Trauma: Intubação em Glasgow 8 antes da TC

Santa Casa de São Paulo - ISCMSP/FCMSCSP (SP) — Prova 2024

Enunciado

Homem, 45 anos, obeso, foi vítima de trauma abdominal fechado. Após a estabilidade hemodinâmica ser alcançada por meio de reposição de fluidos, e com uma escala de coma de Glasgow de 8, torna-se necessário realizar uma tomografia computadorizada. Qual a conduta apropriada antes de transferir o paciente para o exame?

Alternativas

  1. A) Iniciar imediatamente o procedimento de tomografia computadorizada.
  2. B) Administrar sedativos e analgésicos para facilitar a realização da tomografia.
  3. C) Aguardar a recuperação espontânea do nível de consciência antes de realizar o exame.
  4. D) Realizar uma ultrassonografia abdominal antes da tomografia para avaliar a presença de lesões visíveis.
  5. E) Proceder com a intubação endotraqueal para garantir a estabilidade respiratória durante o exame.

Pérola Clínica

Paciente traumatizado com Glasgow ≤ 8 → Intubação orotraqueal para proteção de via aérea antes de exames.

Resumo-Chave

Em pacientes vítimas de trauma com Escala de Coma de Glasgow igual ou inferior a 8, a intubação endotraqueal é imperativa para garantir a proteção da via aérea e a ventilação adequada. Isso é ainda mais crítico antes de transferir o paciente para exames como a tomografia, onde a monitorização pode ser limitada e o risco de broncoaspiração é elevado.

Contexto Educacional

O manejo do paciente traumatizado segue uma abordagem sistemática, priorizando a avaliação e o tratamento das condições que ameaçam a vida. A Escala de Coma de Glasgow (ECG) é uma ferramenta fundamental para avaliar o nível de consciência e determinar a necessidade de proteção da via aérea, um pilar do atendimento inicial no trauma, conforme preconizado pelo ATLS (Advanced Trauma Life Support). Um paciente com trauma abdominal fechado e ECG de 8 indica um comprometimento neurológico significativo. Nesse cenário, a capacidade do paciente de proteger sua própria via aérea está comprometida, aumentando o risco de broncoaspiração (especialmente em um paciente obeso, que pode ter esvaziamento gástrico mais lento) e de hipoventilação. Mesmo que a estabilidade hemodinâmica tenha sido alcançada com reposição de fluidos, a via aérea não protegida representa um risco iminente. Antes de transferir um paciente com ECG ≤ 8 para um exame como a tomografia computadorizada, que pode exigir que o paciente permaneça imóvel por um período e onde o acesso e a monitorização podem ser limitados, a intubação endotraqueal é a conduta mais apropriada. Ela garante a permeabilidade da via aérea, a ventilação e oxigenação adequadas, e a proteção contra broncoaspiração, prevenindo uma deterioração súbita do quadro clínico durante o transporte ou o exame.

Perguntas Frequentes

Qual a importância da Escala de Coma de Glasgow no trauma?
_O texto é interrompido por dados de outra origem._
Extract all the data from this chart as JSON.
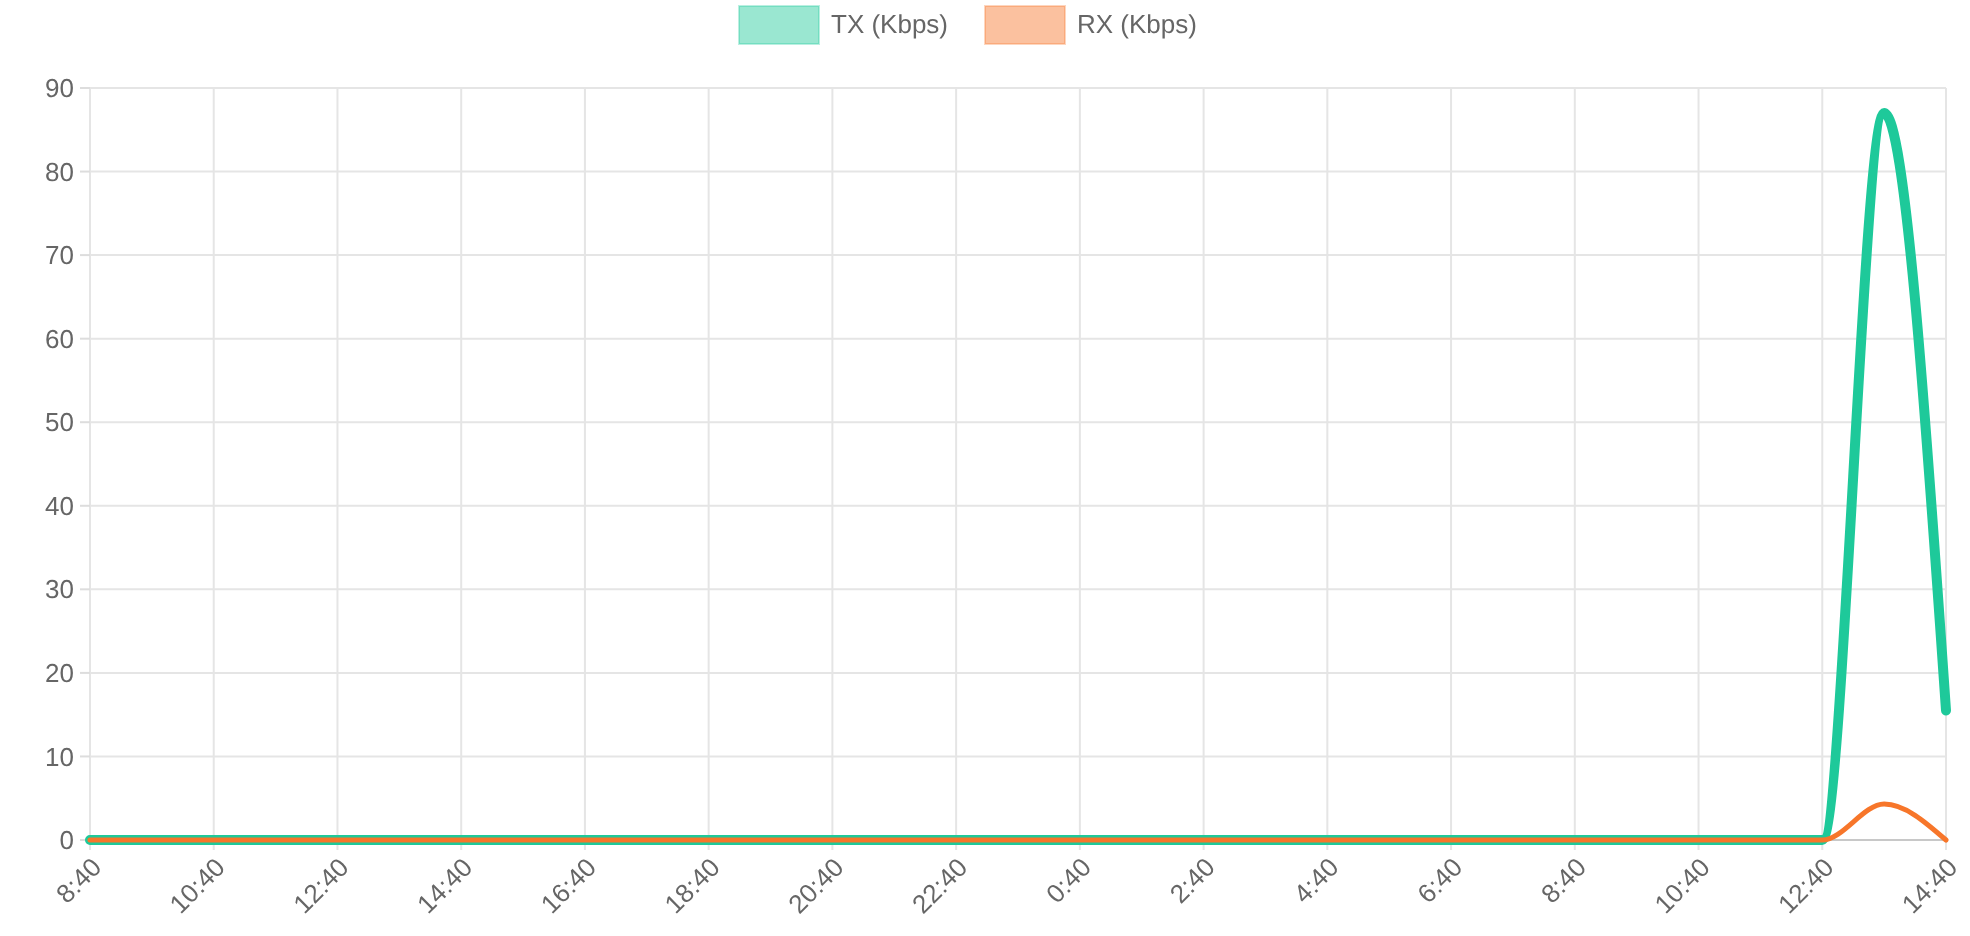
{
  "chart_data": {
    "type": "line",
    "categories": [
      "8:40",
      null,
      "10:40",
      null,
      "12:40",
      null,
      "14:40",
      null,
      "16:40",
      null,
      "18:40",
      null,
      "20:40",
      null,
      "22:40",
      null,
      "0:40",
      null,
      "2:40",
      null,
      "4:40",
      null,
      "6:40",
      null,
      "8:40",
      null,
      "10:40",
      null,
      "12:40",
      null,
      "14:40"
    ],
    "series": [
      {
        "name": "TX (Kbps)",
        "color": "#1ec99a",
        "values": [
          0,
          0,
          0,
          0,
          0,
          0,
          0,
          0,
          0,
          0,
          0,
          0,
          0,
          0,
          0,
          0,
          0,
          0,
          0,
          0,
          0,
          0,
          0,
          0,
          0,
          0,
          0,
          0,
          0,
          87,
          15.5
        ]
      },
      {
        "name": "RX (Kbps)",
        "color": "#f7762a",
        "values": [
          0,
          0,
          0,
          0,
          0,
          0,
          0,
          0,
          0,
          0,
          0,
          0,
          0,
          0,
          0,
          0,
          0,
          0,
          0,
          0,
          0,
          0,
          0,
          0,
          0,
          0,
          0,
          0,
          0,
          4.3,
          0
        ]
      }
    ],
    "ylim": [
      0,
      90
    ],
    "yticks": [
      0,
      10,
      20,
      30,
      40,
      50,
      60,
      70,
      80,
      90
    ],
    "grid": true,
    "legend": "top",
    "marker": "none",
    "line_style": "solid"
  }
}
A Escala de Coma de Glasgow (ECG) é crucial para avaliar o nível de consciência em pacientes traumatizados. Uma pontuação de 8 ou menos indica comprometimento grave da consciência e é uma forte indicação para intubação endotraqueal, visando proteger a via aérea e garantir ventilação adequada.
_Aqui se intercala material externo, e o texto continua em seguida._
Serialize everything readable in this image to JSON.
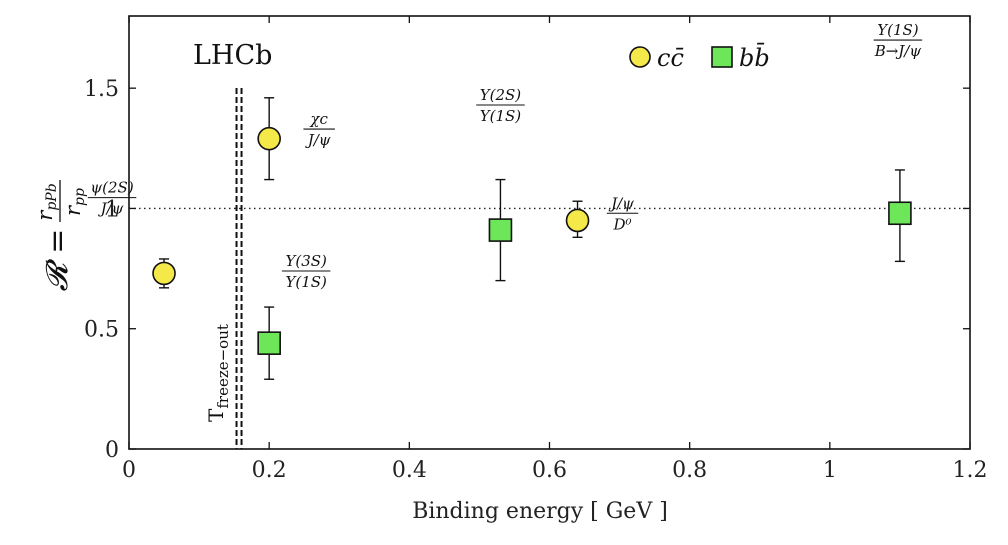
{
  "chart_data": {
    "type": "scatter",
    "xlabel": "Binding energy [ GeV ]",
    "ylabel": "R = r_pPb / r_pp",
    "ylabel_parts": {
      "lhs": "𝓡 =",
      "num": "r",
      "num_sub": "pPb",
      "den": "r",
      "den_sub": "pp"
    },
    "xlim": [
      0,
      1.2
    ],
    "ylim": [
      0,
      1.8
    ],
    "xticks": [
      0,
      0.2,
      0.4,
      0.6,
      0.8,
      1,
      1.2
    ],
    "xtick_labels": [
      "0",
      "0.2",
      "0.4",
      "0.6",
      "0.8",
      "1",
      "1.2"
    ],
    "yticks": [
      0,
      0.5,
      1,
      1.5
    ],
    "ytick_labels": [
      "0",
      "0.5",
      "1",
      "1.5"
    ],
    "experiment_label": "LHCb",
    "reference_line": {
      "y": 1,
      "style": "dotted"
    },
    "freeze_out": {
      "x": 0.157,
      "label": "T",
      "label_sub": "freeze−out"
    },
    "legend": [
      {
        "name": "cc̄",
        "marker": "circle",
        "color": "#f5e94a"
      },
      {
        "name": "bb̄",
        "marker": "square",
        "color": "#6ee65a"
      }
    ],
    "series": [
      {
        "name": "cc̄",
        "marker": "circle",
        "points": [
          {
            "x": 0.05,
            "y": 0.73,
            "ylow": 0.67,
            "yhigh": 0.79,
            "num": "ψ(2S)",
            "den": "J/ψ"
          },
          {
            "x": 0.2,
            "y": 1.29,
            "ylow": 1.12,
            "yhigh": 1.46,
            "num": "χc",
            "den": "J/ψ"
          },
          {
            "x": 0.64,
            "y": 0.95,
            "ylow": 0.88,
            "yhigh": 1.03,
            "num": "J/ψ",
            "den": "D⁰"
          }
        ]
      },
      {
        "name": "bb̄",
        "marker": "square",
        "points": [
          {
            "x": 0.2,
            "y": 0.44,
            "ylow": 0.29,
            "yhigh": 0.59,
            "num": "Υ(3S)",
            "den": "Υ(1S)"
          },
          {
            "x": 0.53,
            "y": 0.91,
            "ylow": 0.7,
            "yhigh": 1.12,
            "num": "Υ(2S)",
            "den": "Υ(1S)"
          },
          {
            "x": 1.1,
            "y": 0.98,
            "ylow": 0.78,
            "yhigh": 1.16,
            "num": "Υ(1S)",
            "den": "B→J/ψ"
          }
        ]
      }
    ]
  }
}
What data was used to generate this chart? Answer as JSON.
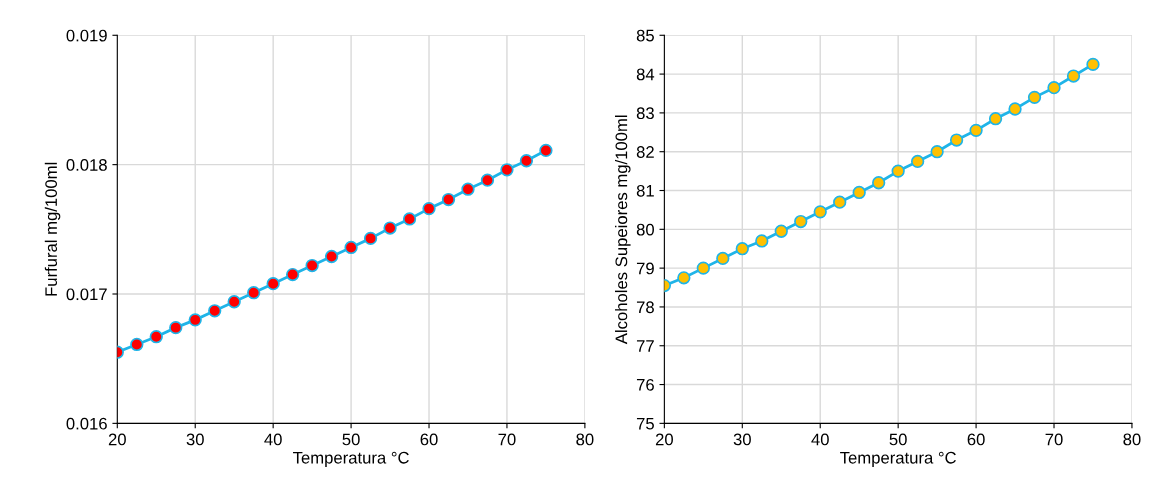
{
  "chart_data": [
    {
      "type": "line",
      "xlabel": "Temperatura °C",
      "ylabel": "Furfural mg/100ml",
      "x": [
        20,
        22.5,
        25,
        27.5,
        30,
        32.5,
        35,
        37.5,
        40,
        42.5,
        45,
        47.5,
        50,
        52.5,
        55,
        57.5,
        60,
        62.5,
        65,
        67.5,
        70,
        72.5,
        75
      ],
      "series": [
        {
          "color": "#1fb4e8",
          "colors": [
            "#ff0000",
            "#ff0000",
            "#ff0000",
            "#ff0000",
            "#ff0000",
            "#ff0000",
            "#ff0000",
            "#ff0000",
            "#ff0000",
            "#ff0000",
            "#ff0000",
            "#ff0000",
            "#ff0000",
            "#ff0000",
            "#ff0000",
            "#ff0000",
            "#ff0000",
            "#ff0000",
            "#ff0000",
            "#ff0000",
            "#ff0000",
            "#ff0000",
            "#ff0000"
          ],
          "values": [
            0.01655,
            0.01661,
            0.01667,
            0.01674,
            0.0168,
            0.01687,
            0.01694,
            0.01701,
            0.01708,
            0.01715,
            0.01722,
            0.01729,
            0.01736,
            0.01743,
            0.01751,
            0.01758,
            0.01766,
            0.01773,
            0.01781,
            0.01788,
            0.01796,
            0.01803,
            0.01811
          ]
        }
      ],
      "xlim": [
        20,
        80
      ],
      "xticks": [
        20,
        30,
        40,
        50,
        60,
        70,
        80
      ],
      "ylim": [
        0.016,
        0.019
      ],
      "yticks": [
        0.016,
        0.017,
        0.018,
        0.019
      ],
      "grid": true,
      "marker": "circle",
      "line_style": "solid"
    },
    {
      "type": "line",
      "xlabel": "Temperatura °C",
      "ylabel": "Alcoholes Supeiores mg/100ml",
      "x": [
        20,
        22.5,
        25,
        27.5,
        30,
        32.5,
        35,
        37.5,
        40,
        42.5,
        45,
        47.5,
        50,
        52.5,
        55,
        57.5,
        60,
        62.5,
        65,
        67.5,
        70,
        72.5,
        75
      ],
      "series": [
        {
          "color": "#1fb4e8",
          "colors": [
            "#ffc000",
            "#ffc000",
            "#ffc000",
            "#ffc000",
            "#ffc000",
            "#ffc000",
            "#ffc000",
            "#ffc000",
            "#ffc000",
            "#ffc000",
            "#ffc000",
            "#ffc000",
            "#ffc000",
            "#ffc000",
            "#ffc000",
            "#ffc000",
            "#ffc000",
            "#ffc000",
            "#ffc000",
            "#ffc000",
            "#ffc000",
            "#ffc000",
            "#ffc000"
          ],
          "values": [
            78.55,
            78.75,
            79.0,
            79.25,
            79.5,
            79.7,
            79.95,
            80.2,
            80.45,
            80.7,
            80.95,
            81.2,
            81.5,
            81.75,
            82.0,
            82.3,
            82.55,
            82.85,
            83.1,
            83.4,
            83.65,
            83.95,
            84.25
          ]
        }
      ],
      "xlim": [
        20,
        80
      ],
      "xticks": [
        20,
        30,
        40,
        50,
        60,
        70,
        80
      ],
      "ylim": [
        75,
        85
      ],
      "yticks": [
        75,
        76,
        77,
        78,
        79,
        80,
        81,
        82,
        83,
        84,
        85
      ],
      "grid": true,
      "marker": "circle",
      "line_style": "solid"
    }
  ]
}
Por que intubar um paciente com Glasgow 8 antes da tomografia?

A intubação antes da tomografia é essencial para proteger a via aérea de um paciente com Glasgow 8, prevenindo broncoaspiração (devido à diminuição dos reflexos protetores) e garantindo oxigenação e ventilação adequadas durante o transporte e o exame, onde a monitorização e intervenção podem ser mais desafiadoras.

Quais são as prioridades no manejo inicial do trauma abdominal fechado?

As prioridades seguem o ABCDE do trauma: A (Via Aérea com proteção da coluna cervical), B (Respiração e Ventilação), C (Circulação com controle de hemorragias), D (Déficit Neurológico, incluindo Glasgow) e E (Exposição e controle do ambiente). A estabilização hemodinâmica e a proteção da via aérea são cruciais antes de exames complementares.